Aquel Pomponio Atico al que escribió Cicerón, estando enfermo, mandó llamar a su yerno Agripa y a otros dos o tres amigos suyos, y díjoles que habiendo comprobado que nada ganaba queriéndose curar y que todo cuanto hacía para prolongar su vida, prolongaba también y aumentaba su dolor, había decidido poner fin a una y a otro, rogándoles que hallaran buena su resolución, o, que, en el peor de los casos, no se tomaran la molestia de disuadirle. Y resultó que habiendo elegido morir de inanición, he aquí que sana de su enfermedad por casualidad: el remedio del que se había servido para matarse, le devuelve la salud. Viéronse engañados los médicos y sus amigos que celebraban tan feliz evento y con él se congratulaban; pues no les fue posible por ello hacerle cambiar de idea y decía que de todos modos sólo le faltaba un día para franquear el paso y que estando tan adelantado, queríase librar del esfuerzo de empezar de nuevo. Éste, habiendo tenido tiempo de considerar la muerte, no sólo no se desanima con la lucha, sino que se empeña en ella; pues satisfecho de los motivos por los que había entrado en el combate, se emperra por bravura en ver cómo termina. Muy lejos está de no temer la muerte el querer probarla y saborearla.
La historia del filósofo Cleanto es muy similar. Tenía inflamadas y podridas las encías; aconsejáronle los médicos gran abstinencia. Tras dos días de ayuno tanto se recupera que anuncian su curación permitiéndole volver a su modo de vida habitual. Él, por el contrario, gustando ya de cierta dulzura con aquel desfallecimiento, decide no volverse atrás y traspasar el umbral al que tanto se había acercado.

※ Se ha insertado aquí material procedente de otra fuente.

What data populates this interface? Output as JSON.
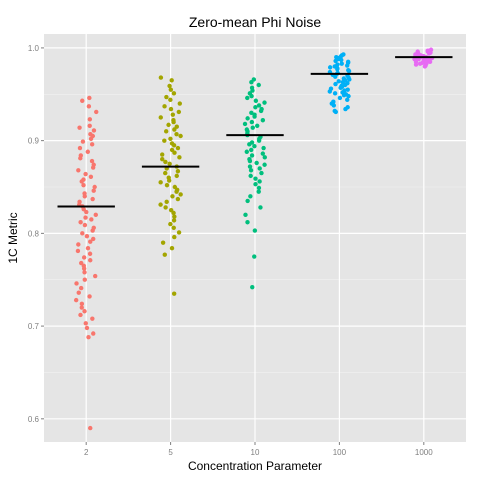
{
  "chart_data": {
    "type": "scatter",
    "title": "Zero-mean Phi Noise",
    "xlabel": "Concentration Parameter",
    "ylabel": "1C Metric",
    "categories": [
      "2",
      "5",
      "10",
      "100",
      "1000"
    ],
    "ylim": [
      0.575,
      1.015
    ],
    "yticks": [
      0.6,
      0.7,
      0.8,
      0.9,
      1.0
    ],
    "ytick_labels": [
      "0.6",
      "0.7",
      "0.8",
      "0.9",
      "1.0"
    ],
    "grid": true,
    "colors": [
      "#F8766D",
      "#A3A500",
      "#00BF7D",
      "#00B0F6",
      "#E76BF3"
    ],
    "mean_line_color": "#000000",
    "panel_background": "#E5E5E5",
    "series": [
      {
        "category": "2",
        "mean": 0.829,
        "values": [
          0.946,
          0.943,
          0.937,
          0.931,
          0.923,
          0.916,
          0.914,
          0.911,
          0.907,
          0.905,
          0.902,
          0.899,
          0.896,
          0.892,
          0.888,
          0.884,
          0.881,
          0.878,
          0.874,
          0.871,
          0.868,
          0.864,
          0.861,
          0.858,
          0.856,
          0.852,
          0.85,
          0.846,
          0.843,
          0.84,
          0.837,
          0.834,
          0.831,
          0.829,
          0.826,
          0.823,
          0.82,
          0.817,
          0.815,
          0.812,
          0.809,
          0.806,
          0.803,
          0.8,
          0.797,
          0.794,
          0.791,
          0.788,
          0.784,
          0.781,
          0.778,
          0.774,
          0.771,
          0.768,
          0.765,
          0.762,
          0.758,
          0.754,
          0.75,
          0.746,
          0.741,
          0.736,
          0.732,
          0.728,
          0.724,
          0.72,
          0.716,
          0.712,
          0.708,
          0.703,
          0.698,
          0.692,
          0.688,
          0.59
        ]
      },
      {
        "category": "5",
        "mean": 0.872,
        "values": [
          0.968,
          0.965,
          0.959,
          0.955,
          0.951,
          0.947,
          0.944,
          0.94,
          0.937,
          0.934,
          0.931,
          0.928,
          0.925,
          0.922,
          0.92,
          0.917,
          0.915,
          0.912,
          0.91,
          0.907,
          0.905,
          0.902,
          0.9,
          0.897,
          0.895,
          0.892,
          0.89,
          0.887,
          0.885,
          0.882,
          0.88,
          0.877,
          0.875,
          0.872,
          0.87,
          0.867,
          0.865,
          0.862,
          0.86,
          0.857,
          0.855,
          0.852,
          0.85,
          0.847,
          0.845,
          0.842,
          0.84,
          0.837,
          0.834,
          0.831,
          0.828,
          0.825,
          0.822,
          0.818,
          0.814,
          0.81,
          0.806,
          0.801,
          0.796,
          0.79,
          0.784,
          0.777,
          0.735
        ]
      },
      {
        "category": "10",
        "mean": 0.906,
        "values": [
          0.966,
          0.963,
          0.96,
          0.957,
          0.954,
          0.951,
          0.948,
          0.946,
          0.943,
          0.941,
          0.938,
          0.936,
          0.934,
          0.932,
          0.93,
          0.928,
          0.926,
          0.924,
          0.922,
          0.92,
          0.918,
          0.916,
          0.914,
          0.912,
          0.91,
          0.908,
          0.906,
          0.904,
          0.902,
          0.9,
          0.898,
          0.896,
          0.894,
          0.892,
          0.89,
          0.888,
          0.886,
          0.884,
          0.882,
          0.88,
          0.878,
          0.876,
          0.874,
          0.872,
          0.87,
          0.868,
          0.865,
          0.862,
          0.859,
          0.856,
          0.853,
          0.849,
          0.845,
          0.84,
          0.835,
          0.828,
          0.82,
          0.812,
          0.803,
          0.775,
          0.742
        ]
      },
      {
        "category": "100",
        "mean": 0.972,
        "values": [
          0.993,
          0.992,
          0.991,
          0.99,
          0.989,
          0.988,
          0.987,
          0.986,
          0.985,
          0.984,
          0.983,
          0.982,
          0.981,
          0.98,
          0.979,
          0.978,
          0.977,
          0.976,
          0.975,
          0.974,
          0.973,
          0.972,
          0.971,
          0.97,
          0.969,
          0.968,
          0.967,
          0.966,
          0.965,
          0.964,
          0.963,
          0.962,
          0.961,
          0.96,
          0.959,
          0.958,
          0.957,
          0.956,
          0.955,
          0.954,
          0.953,
          0.952,
          0.951,
          0.95,
          0.949,
          0.948,
          0.946,
          0.944,
          0.942,
          0.94,
          0.938,
          0.936,
          0.934,
          0.932,
          0.931
        ]
      },
      {
        "category": "1000",
        "mean": 0.99,
        "values": [
          0.998,
          0.997,
          0.997,
          0.996,
          0.996,
          0.995,
          0.995,
          0.994,
          0.994,
          0.993,
          0.993,
          0.992,
          0.992,
          0.991,
          0.991,
          0.99,
          0.99,
          0.99,
          0.989,
          0.989,
          0.988,
          0.988,
          0.987,
          0.987,
          0.986,
          0.986,
          0.985,
          0.985,
          0.984,
          0.984,
          0.983,
          0.983,
          0.982,
          0.981,
          0.98
        ]
      }
    ]
  }
}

Tulio Marcelino, joven romano, queriendo adelantar su hora por librarse de una enfermedad que lo devoraba y que no quería soportar, a pesar de haberle prometido los médicos una segura curación aunque no tan rápida, llamó a sus amigos para deliberar. Los unos, según Séneca, dábanle el consejo que por cobardía habrían seguido ellos mismos; los otros, por halagarle, el que pensaban le sería más agradable. Mas un estoico díjole así: No te devanes más los sesos, Marcelino, como si deliberases sobre cosa de importancia: no es gran cosa el vivir; tus criados y los animales viven; mas gran cosa es morir sabia y firmemente. Piensa cuánto hace que haces lo mismo: comer, beber, dormir; beber, dormir y comer. Sin cesar giramos en el mismo círculo; no sólo los sucesos malos e insoportables dan gana de morir, sino también la saciedad de vivir. Marcelino no necesitaba de hombre que le aconsejara sino de hombre que le socorriera. Los servidores temían meterse en aquello, mas hízoles comprender aquel gran filósofo que los criados son sospechosos sólo cuando se duda si la muerte del amo ha sido voluntaria; que, por el contrario, sería igual de malo impedírselo que matarlo, en tanto que Invirum qui servat idem facit occidenti. («Salvar a un hombre que quiere morir es igual que matarlo.» (Horacio, Arte poética, 467).). Luego advirtió a Marcelino que no sería inoportuno, así como en la mesa se da el postre a los comensales una vez terminada la comida, que al final de su vida repartiese algo a aquéllos que habían sido sus ayudantes.
Era Marcelino de natural franco y liberal: hizo distribuir cierta suma entre sus servidores y los consoló. Por lo demás, no fue menester espada ni sangre; decidió irse de esta vida, no huir de ella; no escapar de la muerte sino probarla. Y para poder iniciarla, habiéndose privado de todo alimento y habiendo ordenado al tercer día que lo rociasen con agua tibia, fue desfalleciendo poco a poco, no sin cierta voluptuosidad, por lo que dijo. En verdad que aquéllos que han sentido esos desfallecimientos de corazón que padecen por debilidad, dicen no sentir dolor alguno sino incluso más bien cierto placer, como el del paso al sueño y al reposo.